Lorsque vous mentionnez le lien qui existe entre Sarkozy et Charest, à savoir le PDG de Power Corp, j'aimerais ajouter à votre brochette le tandem Sirois-Legault.
Je n'ai jamais eu d'intérêt pour les Libéraux, mais je pense qu'il est pertinent de mentionner qu'il existe toujours au sein de ce parti un joyau oublié qui pourrait redonner au PLQ ses lettres de noblesse, en les éloignant de la dérive conservatrice de Charest. J'ai nommé Pierre Paradis. Mine de rien, cet homme n'a jamais cessé de croire aux valeurs libérales, ce qui lui a valu d'être relégué à l'arrière-banc par le chef conservateur. C'est regrettable, car je me souviens de lui comme d'un excellent Ministre de l'environnement. S'il succédait à Charest, il serait un adversaire politique redoutable, car il a la sympathie de la population, y compris la mienne, même si je fais partie du camp adverse.

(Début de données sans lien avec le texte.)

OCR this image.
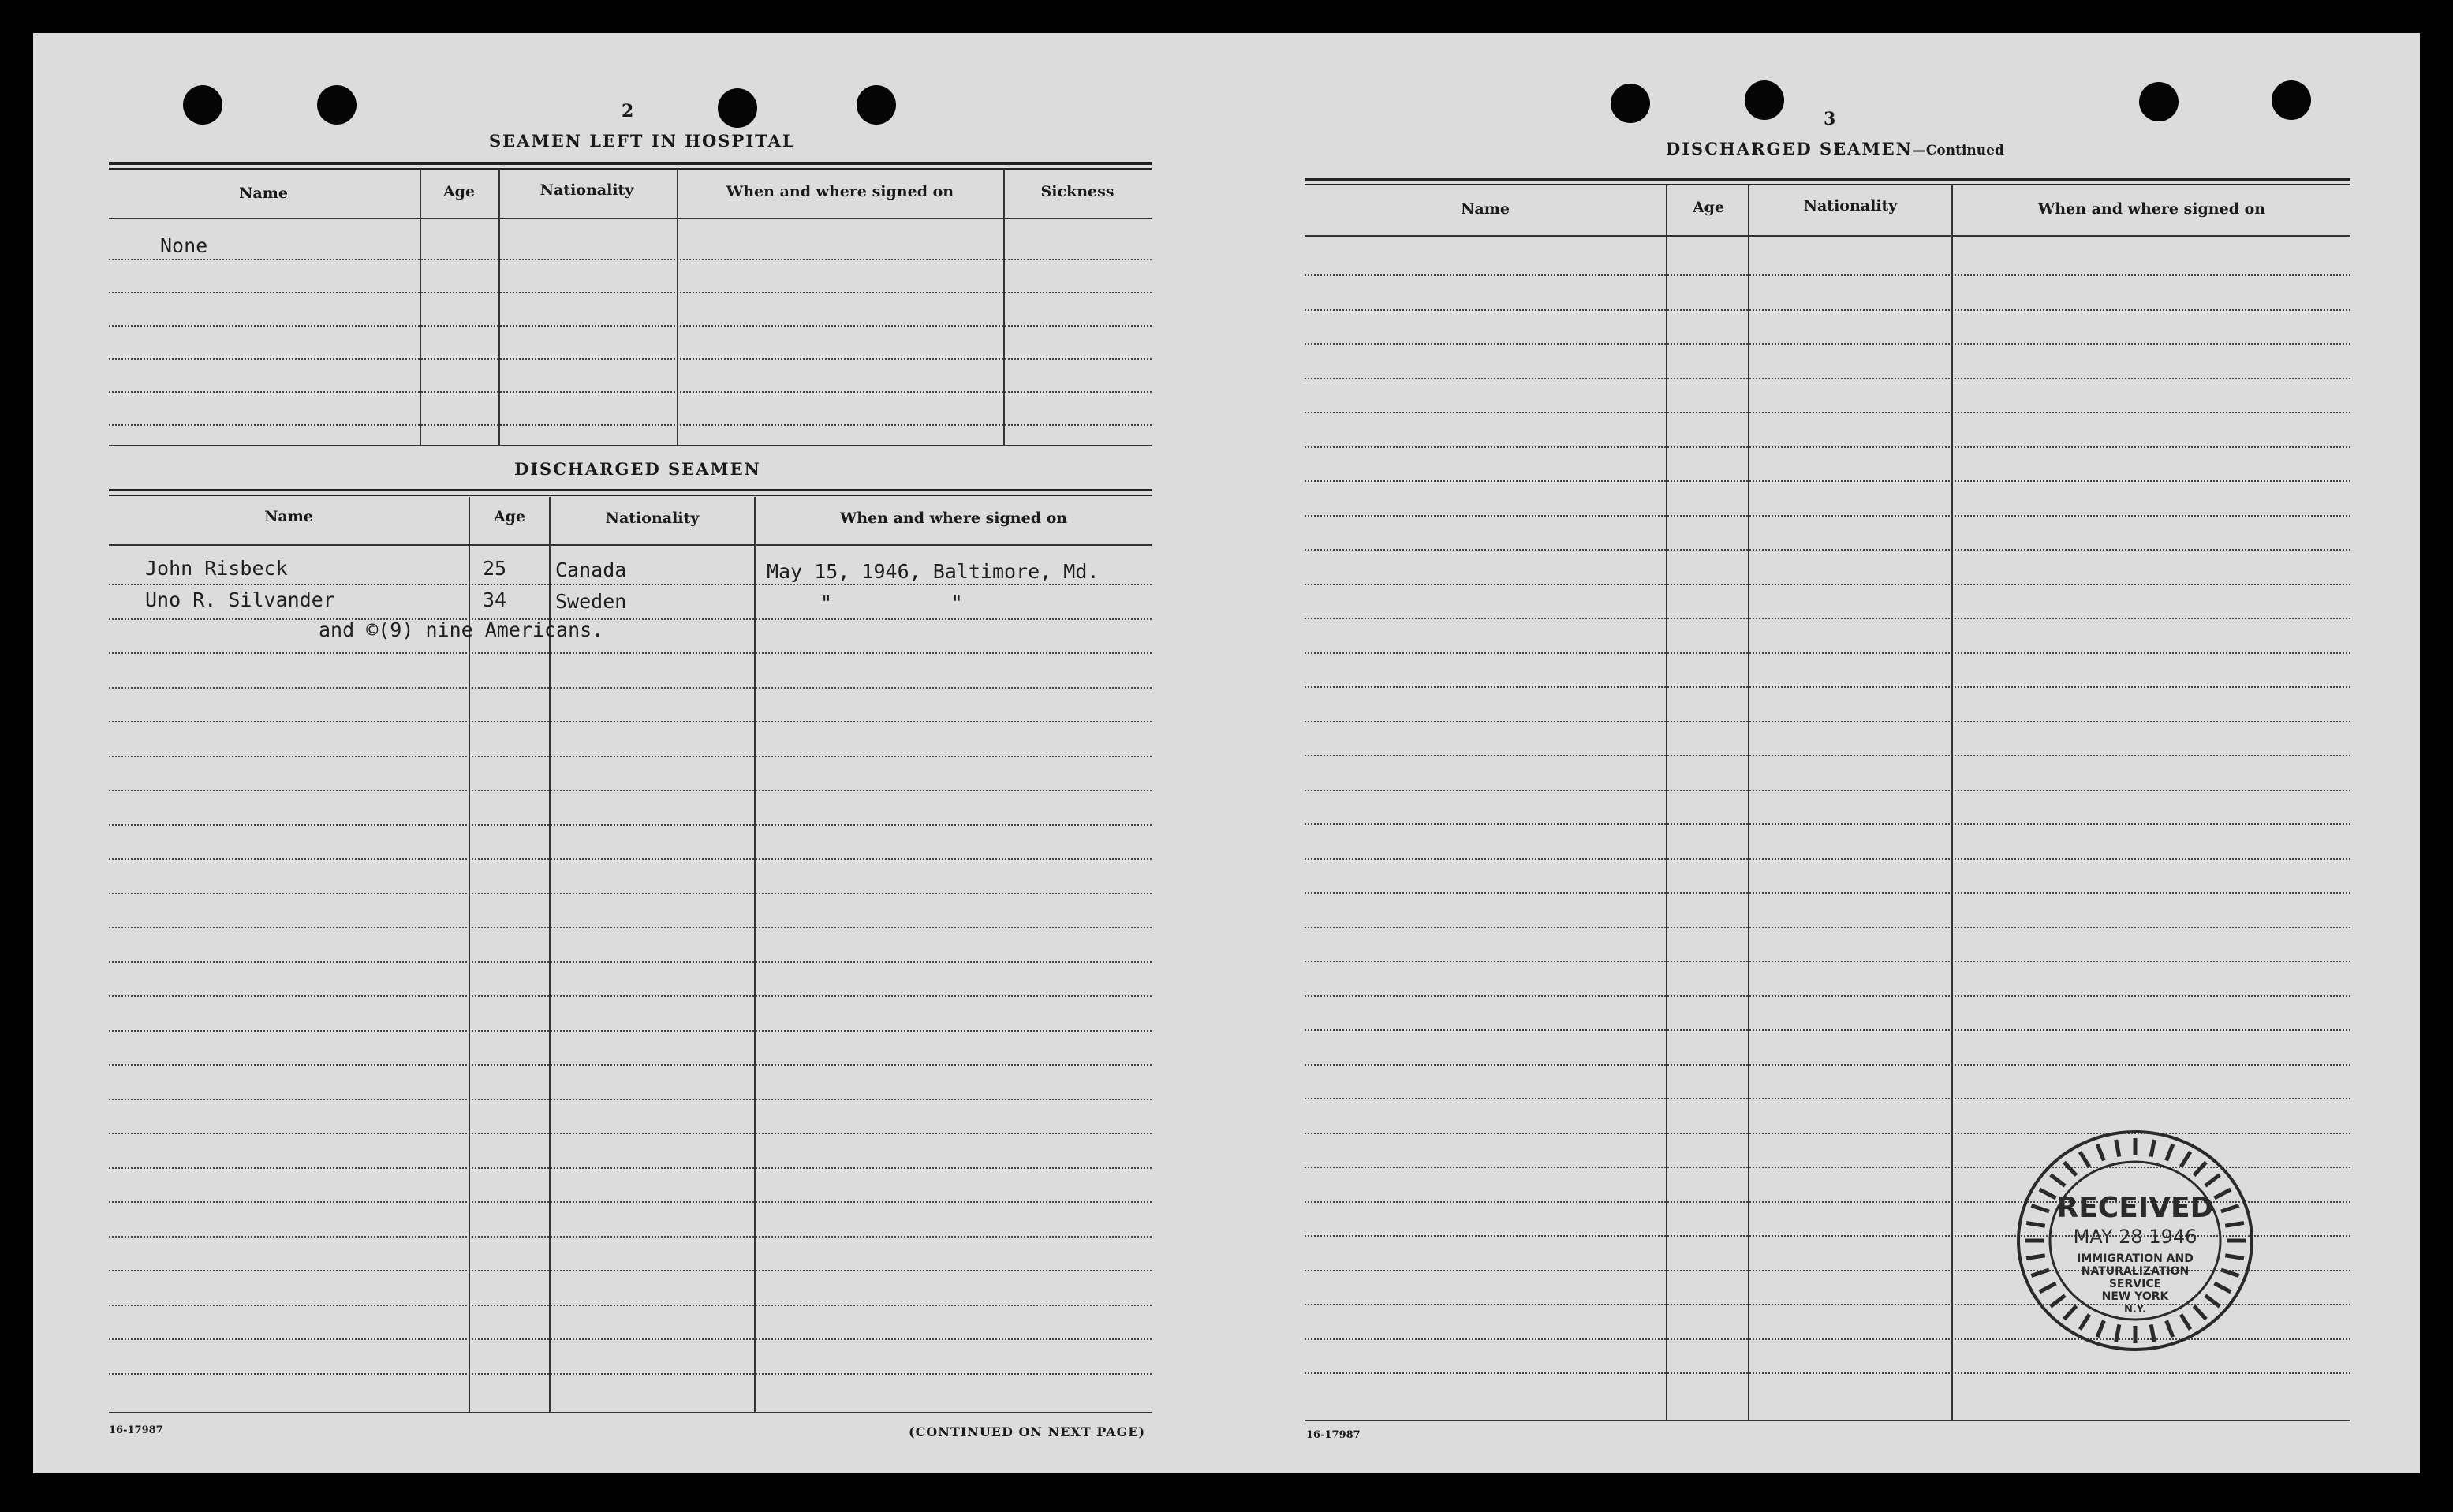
2
SEAMEN LEFT IN HOSPITAL
Name	Age	Nationality	When and where signed on	Sickness
None
DISCHARGED SEAMEN
Name	Age	Nationality	When and where signed on
John Risbeck	25 Canada	May 15, 1946, Baltimore, Md.
Uno R. Silvander	34 Sweden	"          "
and ©(9) nine Americans.
16-17987	(CONTINUED ON NEXT PAGE)
3
DISCHARGED SEAMEN—Continued
Name	Age	Nationality	When and where signed on
16-17987
RECEIVED
MAY 28 1946
IMMIGRATION AND
NATURALIZATION
SERVICE
NEW YORK
N.Y.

- Les Péquistes comme une assembles de cuisine, avec tout ce que celas comporte. J'aime les party de cuisine, tout le monde peut s'exprimer.
Quand on est la marionnette de tout le monde, on est la marionnette de personne.
Le libéralisme n'est pas connu, Charest est habile avec ces dangereux glissement sémantiques.
Les Québecois semble bien un petit peuple quand il exprime aussi bien son manque d'éducation-
La polarisation que le PLQ fait avec son slogan est des plus abominables- L'électorat libérale est interpellé avec les vieux classiques la peur, l'ignorance mais plus que jamais, la désinformation.
Dans le royaume des aveugles, les borgnes sont rois.
On le lit si bien dans les commentaires :)
Chapeau Mr André
Il y a t-il une déclaration de Harper sur ces évenement d'alleurs?